Namun kelompok-kelompok Islam masih merupakan konstituen penting bagi keluarga yang berkuasa itu, terutama karena salah satu rival politik SBY dalam pemilu 2009, yaitu Wakil Presiden Jusuf Kalla, mencoba untuk menggambarkan keluarga yang berkuasa itu tidak Islami.

The Australian menulis, ketika Kalla menyebarkan desas-desus bahwa Ibu Ani mungkin seorang Kristen karena dia jarang memakai jilbab, tuduhan itu mendorong sang ibu negara untuk mulai memakai jilbab.

Pada Juli 2009, kedutaan AS menulis, "Yudhoyono tahu pentingnya Islam di Indonesia, dia menjelaskan dia seorang Muslim yang taat dan dia telah melakukan ibadah haji.

Ia juga menjalin hubungan dengan pihak-pihak yang berbasis Islam yang telah bergabung dengan koalisinya, seperti PKS (Partai Keadilan Sejahtera).

Selain itu, dia saat itu mendukung isu-isu yang menjadi perhatian komunitas Muslim, termasuk mengenai Timur Tengah atau dengan mendukung RUU anti-pornografi yang kontroversial."

Tidak ada dugaan bahwa SBY atau Ibu Ani memberi dukungan finansial dan politik untuk elemen Islam radikal. Keduanya merupakan lawan gigih ekstremisme dan terorisme, dan pendukung kuat bagi Indonesia yang sekuler.

Namun selama satu dekade teror bom marak terjadi di Indonesia, badan-badan intelijen asing penasaran untuk tahu semua yang mereka bisa tahu tentang struktur kekuasaan dan hubungan antara istana presiden dan kelompok Islam besar seperti Nahdlatul Ulama dan Muhammadiyah.

DSD dan lembaga lainnya juga sangat penasaran tahun 2009 itu untuk tahu lebih banyak soal aliansi politik Partai Demokrat dan PKS yang berbasis Islam, yang saat itu digambarkan penulis yang berbasis di Washington, Sadanand Dhume, sebagai versi Indonesia dari Ikhwanul Muslimin.

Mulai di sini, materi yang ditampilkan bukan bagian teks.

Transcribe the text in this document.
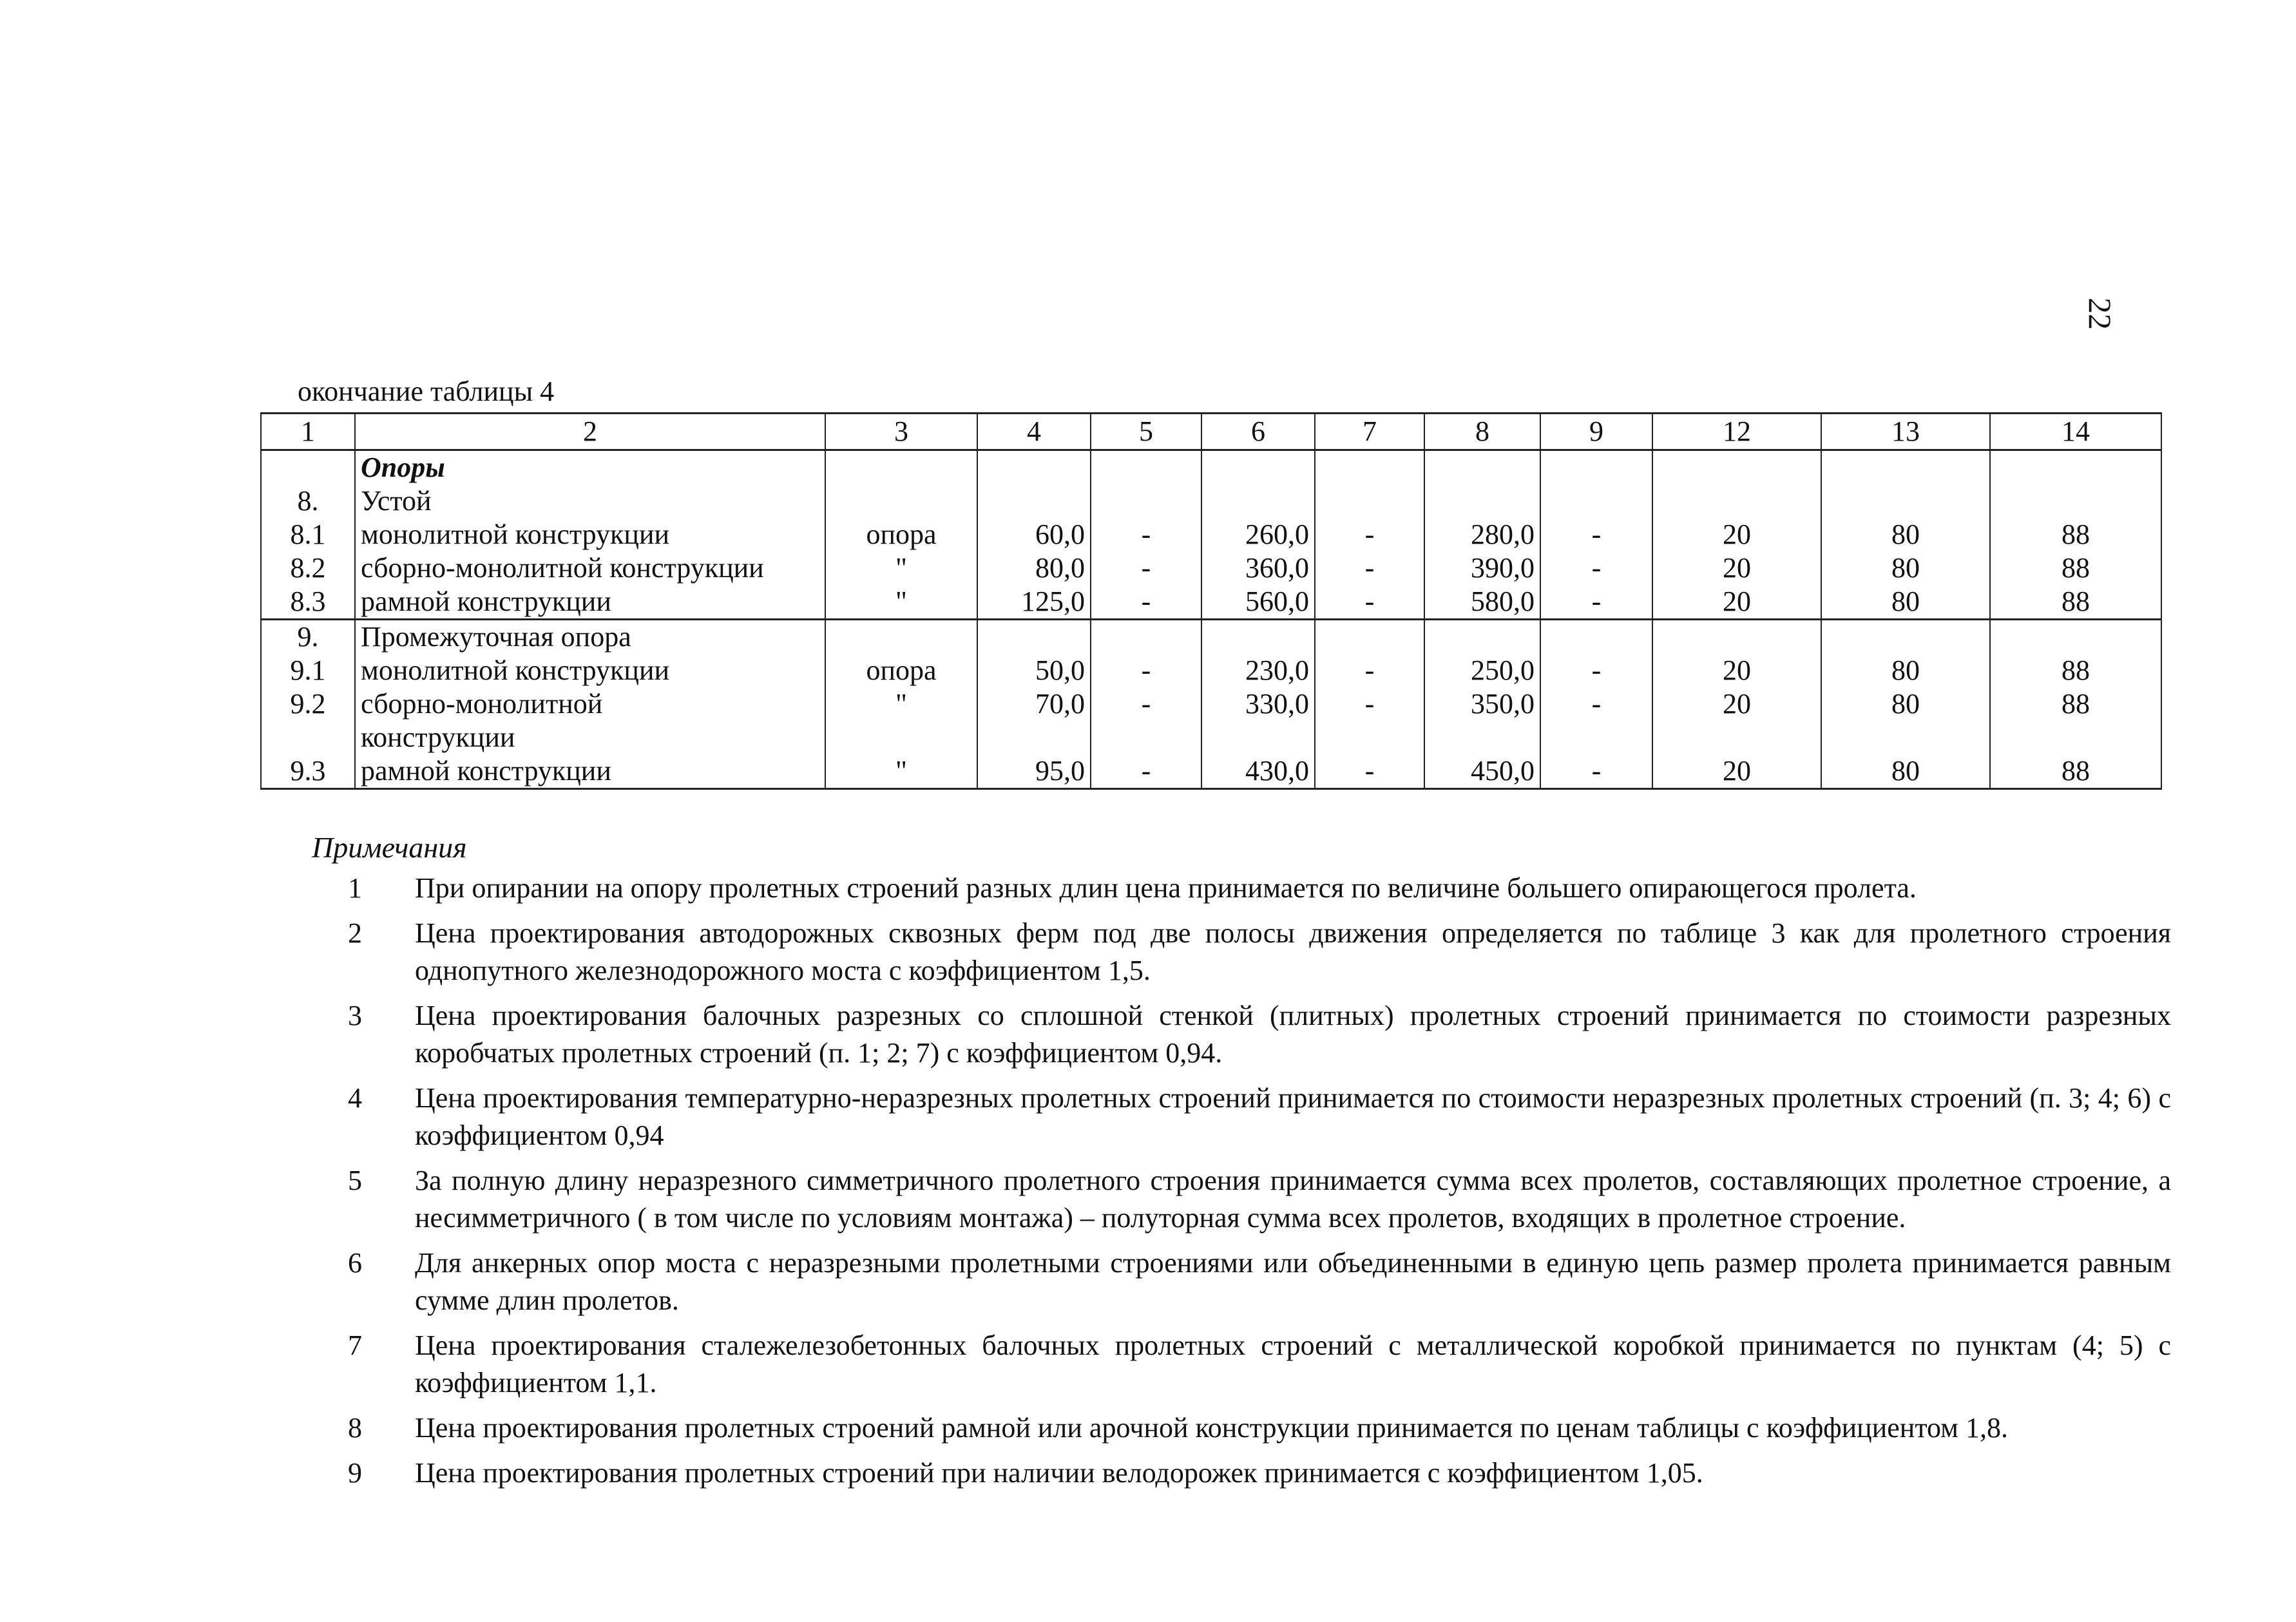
22
окончание таблицы 4
1	2	3	4	5	6	7	8	9	12	13	14
	Опоры										
8.	Устой										
8.1	монолитной конструкции	опора	60,0	-	260,0	-	280,0	-	20	80	88
8.2	сборно-монолитной конструкции	"	80,0	-	360,0	-	390,0	-	20	80	88
8.3	рамной конструкции	"	125,0	-	560,0	-	580,0	-	20	80	88
9.	Промежуточная опора										
9.1	монолитной конструкции	опора	50,0	-	230,0	-	250,0	-	20	80	88
9.2	сборно-монолитной	"	70,0	-	330,0	-	350,0	-	20	80	88
	конструкции										
9.3	рамной конструкции	"	95,0	-	430,0	-	450,0	-	20	80	88
Примечания
1	При опирании на опору пролетных строений разных длин цена принимается по величине большего опирающегося пролета.
2	Цена проектирования автодорожных сквозных ферм под две полосы движения определяется по таблице 3 как для пролетного строения однопутного железнодорожного моста с коэффициентом 1,5.
3	Цена проектирования балочных разрезных со сплошной стенкой (плитных) пролетных строений принимается по стоимости разрезных коробчатых пролетных строений (п. 1; 2; 7) с коэффициентом 0,94.
4	Цена проектирования температурно-неразрезных пролетных строений принимается по стоимости неразрезных пролетных строений (п. 3; 4; 6) с коэффициентом 0,94
5	За полную длину неразрезного симметричного пролетного строения принимается сумма всех пролетов, составляющих пролетное строение, а несимметричного ( в том числе по условиям монтажа) – полуторная сумма всех пролетов, входящих в пролетное строение.
6	Для анкерных опор моста с неразрезными пролетными строениями или объединенными в единую цепь размер пролета принимается равным сумме длин пролетов.
7	Цена проектирования сталежелезобетонных балочных пролетных строений с металлической коробкой принимается по пунктам (4; 5) с коэффициентом 1,1.
8	Цена проектирования пролетных строений рамной или арочной конструкции принимается по ценам таблицы с коэффициентом 1,8.
9	Цена проектирования пролетных строений при наличии велодорожек принимается с коэффициентом 1,05.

"Para pemimpin partai itu (PKS) adalah pendukung vokal Abu Bakar Bashir, pemimpin spiritual Jemaah Islamiyah, kelompok teroris yang bertanggung jawab atas serangan bom bunuh diri di Bali yang menewaskan ratusan orang."

Pada Agustus 2009, ketika sejumlah dokumen yang dibocorkan Edward Snowden memperlihatkan DSD berusaha untuk memantau pemikiran para pemimpin Indonesia, termasuk SBY dan istrinya, para agen mata-mata Australia sedang sibuk dalam uapaya untuk memecahkan misteri pemboman yang terjadi bulan sebelumnya di Hotel Marriott dan Ritz-Carlton Jakarta yang menewaskan tujuh orang , termasuk tiga warga Australia.

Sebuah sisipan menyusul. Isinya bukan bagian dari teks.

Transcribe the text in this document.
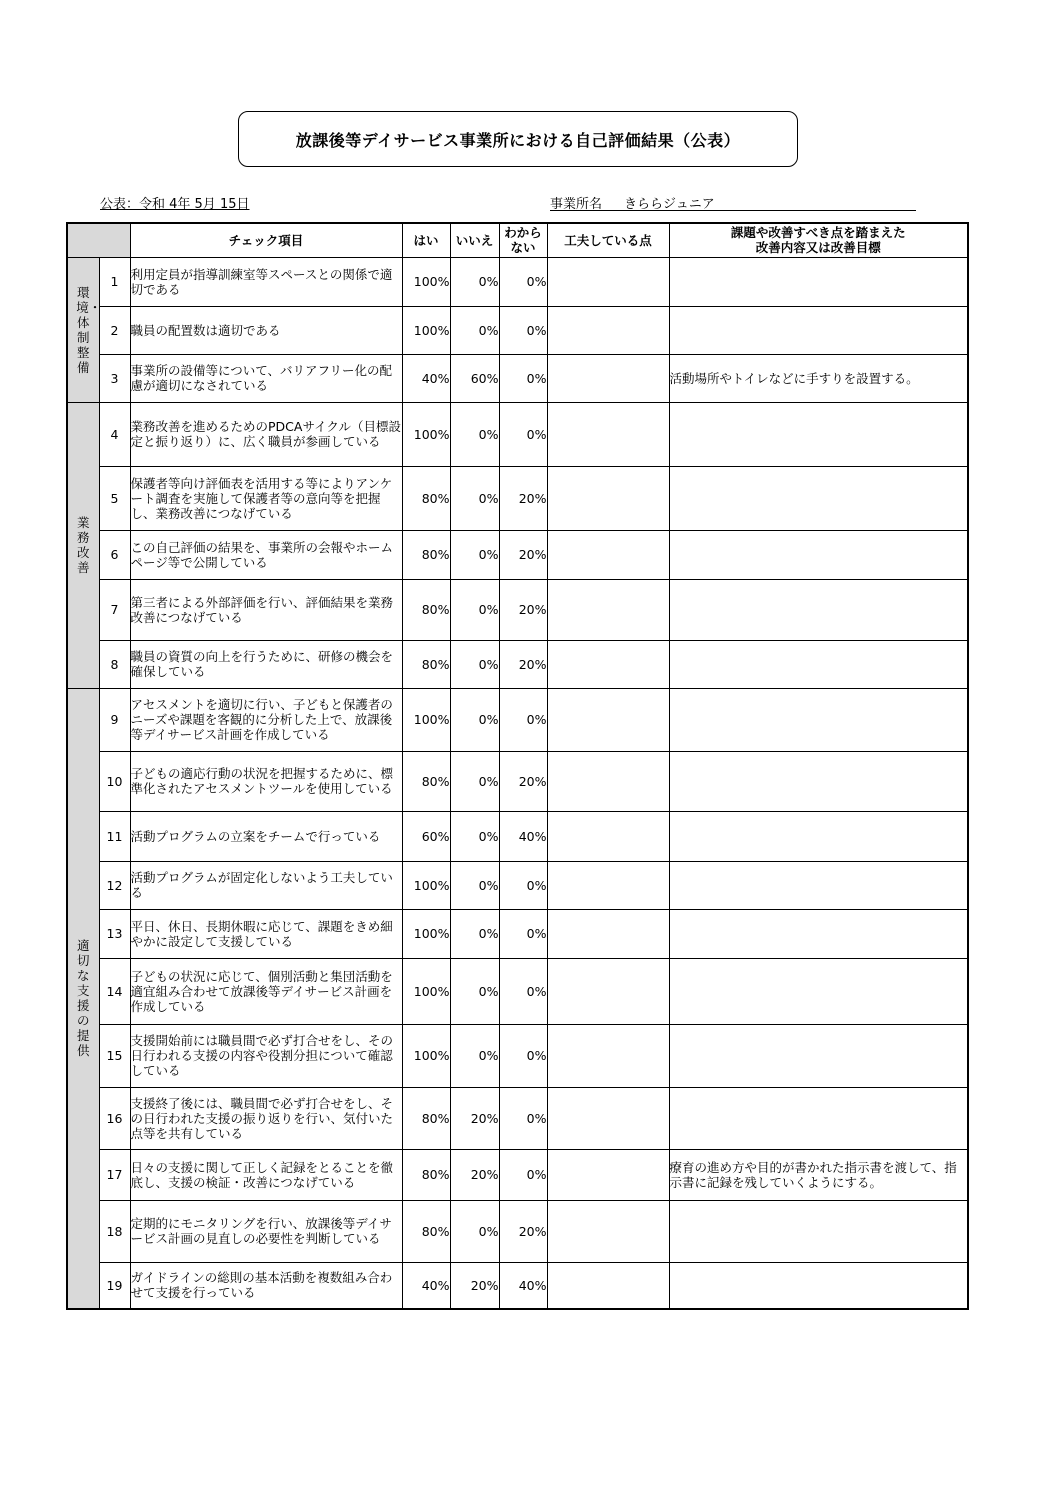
放課後等デイサービス事業所における自己評価結果（公表）
公表：令和 4年 5月 15日	事業所名 きららジュニア
		チェック項目	はい	いいえ	わからない	工夫している点	課題や改善すべき点を踏まえた
改善内容又は改善目標

環境・体制整備	1	利用定員が指導訓練室等スペースとの関係で適切である	100%	0%	0%		
	2	職員の配置数は適切である	100%	0%	0%		
	3	事業所の設備等について、バリアフリー化の配慮が適切になされている	40%	60%	0%		活動場所やトイレなどに手すりを設置する。

業務改善	4	業務改善を進めるためのPDCAサイクル（目標設定と振り返り）に、広く職員が参画している	100%	0%	0%		
	5	保護者等向け評価表を活用する等によりアンケート調査を実施して保護者等の意向等を把握し、業務改善につなげている	80%	0%	20%		
	6	この自己評価の結果を、事業所の会報やホームページ等で公開している	80%	0%	20%		
	7	第三者による外部評価を行い、評価結果を業務改善につなげている	80%	0%	20%		
	8	職員の資質の向上を行うために、研修の機会を確保している	80%	0%	20%		

適切な支援の提供	9	アセスメントを適切に行い、子どもと保護者のニーズや課題を客観的に分析した上で、放課後等デイサービス計画を作成している	100%	0%	0%		
	10	子どもの適応行動の状況を把握するために、標準化されたアセスメントツールを使用している	80%	0%	20%		
	11	活動プログラムの立案をチームで行っている	60%	0%	40%		
	12	活動プログラムが固定化しないよう工夫している	100%	0%	0%		
	13	平日、休日、長期休暇に応じて、課題をきめ細やかに設定して支援している	100%	0%	0%		
	14	子どもの状況に応じて、個別活動と集団活動を適宜組み合わせて放課後等デイサービス計画を作成している	100%	0%	0%		
	15	支援開始前には職員間で必ず打合せをし、その日行われる支援の内容や役割分担について確認している	100%	0%	0%		
	16	支援終了後には、職員間で必ず打合せをし、その日行われた支援の振り返りを行い、気付いた点等を共有している	80%	20%	0%		
	17	日々の支援に関して正しく記録をとることを徹底し、支援の検証・改善につなげている	80%	20%	0%		療育の進め方や目的が書かれた指示書を渡して、指示書に記録を残していくようにする。
	18	定期的にモニタリングを行い、放課後等デイサービス計画の見直しの必要性を判断している	80%	0%	20%		
	19	ガイドラインの総則の基本活動を複数組み合わせて支援を行っている	40%	20%	40%		
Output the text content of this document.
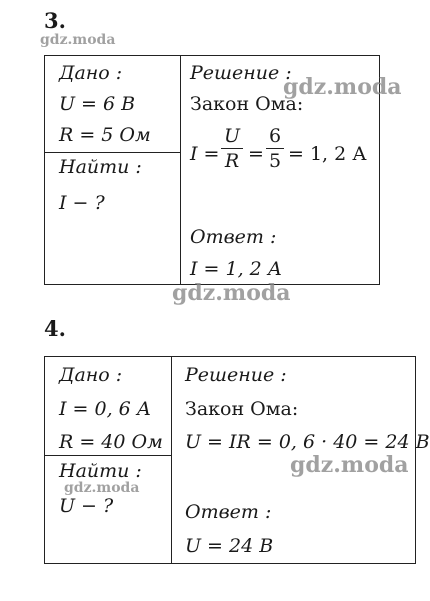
3.
gdz.moda
Дано :
U = 6 В
R = 5 Ом
Найти :
I − ?
Решение :
gdz.moda
Закон Ома:
I =
U
R =
6
5 = 1, 2 А
Ответ :
I = 1, 2 А
gdz.moda
4.
Дано :
I = 0, 6 А
R = 40 Ом
Найти :
gdz.moda
U − ?
Решение :
Закон Ома:
U = IR = 0, 6 · 40 = 24 В
gdz.moda
Ответ :
U = 24 В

Saat itu, dalang pengeboman Noordin Mohammad Top masih dalam pelarian. Dalam konferensi pers di luar istana presiden setelah serangan itu, SBY secara emosional menunjukkan sejumlah fotonya dirinya yang telah digunakan sebagai target oleh orang-orang bertopeng tak dikenal yang memegang senjata.

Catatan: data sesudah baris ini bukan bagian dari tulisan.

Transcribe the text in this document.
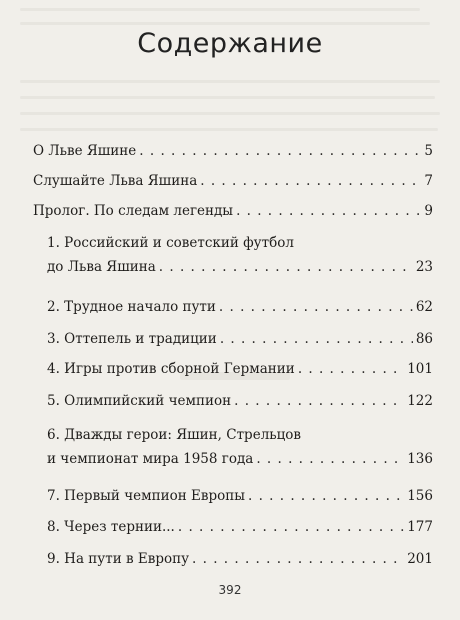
Содержание
О Льве Яшине . . .	5
Слушайте Льва Яшина . . .	7
Пролог. По следам легенды . . .	9
1. Российский и советский футбол
до Льва Яшина . . .	23
2. Трудное начало пути . . .	62
3. Оттепель и традиции . . .	86
4. Игры против сборной Германии . . .	101
5. Олимпийский чемпион . . .	122
6. Дважды герои: Яшин, Стрельцов
и чемпионат мира 1958 года . . .	136
7. Первый чемпион Европы . . .	156
8. Через тернии... . . .	177
9. На пути в Европу . . .	201
392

"Aksi teroris ini diyakini telah dilakukan oleh kelompok teroris tetapi belum tentu jaringan teroris yang sudah kita kenal sejauh ini di Indonesia," katanya. Hanya sebulan kemudian Noordin M Top tewas dalam serangan yang dilakukan oleh tim anti-teroris Indonesia.

Pemboman di dua hotel itu menaikkan jumlah korban tewas warga Australia dalam pemboman teroris di Indonesia menjadi 95 orang antara tahun 2002 dan 2009.

Lembaga-lembaga mata-mata Australia punya minat besar soal pemikiran terdalam Presiden SBY dan istrinya pada masa bergejolak itu, ketika nyawa warga Australia jadi korban.

Meski demikian, ada perbedaan tentang bagaimana menafsirkan peristiwa di Indonesia itu, baik di dalam komunitas intelijen Australia maupun antara Canberra dengan Washington.

Orang-orang Amerika, terutama CIA, cenderung berpandangan pesimis tentang Indonesia saat itu ketimbang Organisasi Intelijen Pertahanan Australia (DIO) dan kantor perdana menteri Office of National (ONA).

CIA lebih cemas ketimbang DIO atau ONA tentang prospek Indonesia bisa bergerak ke arah negara Islam yang berhaluan garis keras.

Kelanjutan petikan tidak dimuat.